The TX1 is equipped with Sony's latest Exmor R high-speed CMOS sensor and BIONZ processor, giving it some pretty impressive performance figures. It starts up is a fraction under two seconds, and in single-shot mode at full resolution it has a shot-to-shot time of a decently brisk 1.5 seconds. In continuous mode it is a bit unusual. It has three speed settings, each of which can shoot a maximum of ten frames, in either one second, 2.5 seconds or five seconds, all at full 10MP resolution.

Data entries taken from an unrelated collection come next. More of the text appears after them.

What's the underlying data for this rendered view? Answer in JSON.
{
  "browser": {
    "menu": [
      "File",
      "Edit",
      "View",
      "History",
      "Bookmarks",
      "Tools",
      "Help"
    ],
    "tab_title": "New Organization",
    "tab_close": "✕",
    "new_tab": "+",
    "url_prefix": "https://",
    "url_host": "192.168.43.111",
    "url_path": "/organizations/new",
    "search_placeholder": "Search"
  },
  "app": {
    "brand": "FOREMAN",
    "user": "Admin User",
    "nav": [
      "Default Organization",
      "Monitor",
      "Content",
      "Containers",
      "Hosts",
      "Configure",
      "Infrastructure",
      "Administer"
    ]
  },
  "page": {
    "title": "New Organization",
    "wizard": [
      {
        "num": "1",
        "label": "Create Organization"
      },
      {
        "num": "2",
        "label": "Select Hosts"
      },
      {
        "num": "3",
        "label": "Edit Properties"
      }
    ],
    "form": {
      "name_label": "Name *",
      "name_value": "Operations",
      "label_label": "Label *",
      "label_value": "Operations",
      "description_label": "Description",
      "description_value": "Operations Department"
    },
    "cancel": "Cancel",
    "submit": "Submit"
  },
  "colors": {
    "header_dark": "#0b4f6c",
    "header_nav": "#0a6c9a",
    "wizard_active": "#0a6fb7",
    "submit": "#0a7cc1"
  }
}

The autofocus system is also nice and fast, although it does slow down a bit in low light. It is reliable even in very low light though, with a good AF assist lamp giving it a range of several metres even in pitch darkness. The flash is nice and powerful too, easily filling a large room and attenuating well for close range shots.
Image quality is also everything you'd expect from a £300 camera. The Carl Zeiss lens performs excellently, with good corner-to-corner sharpness, very little wide-angle distortion and plenty of detail. At maximum image quality files average around 4.2MB, and there are no signs of image compression. Colour rendition is very smooth and natural, and dynamic range is also better than average for an ultra-compact, although the Dynamic Range Optimiser doesn't appear to be terribly effective in very high contrast shots. Image noise is very well handled. The camera has a normal maximum ISO setting of 800, and at this setting images are quite usable, with good colour and very little visible noise. At lower settings they are better still, with the unusual minimum setting of 125 ISO producing very clean sharp images.
Although it is very expensive for a pocket snapshot camera, the Sony Cyber-shot DSC-TX1 does offer a lot of camera for the money, with excellent build quality, surprisingly good handling and a range of useful high-tech features. Image quality is as good as any of its competitors, so if you can afford it you won't be disappointed.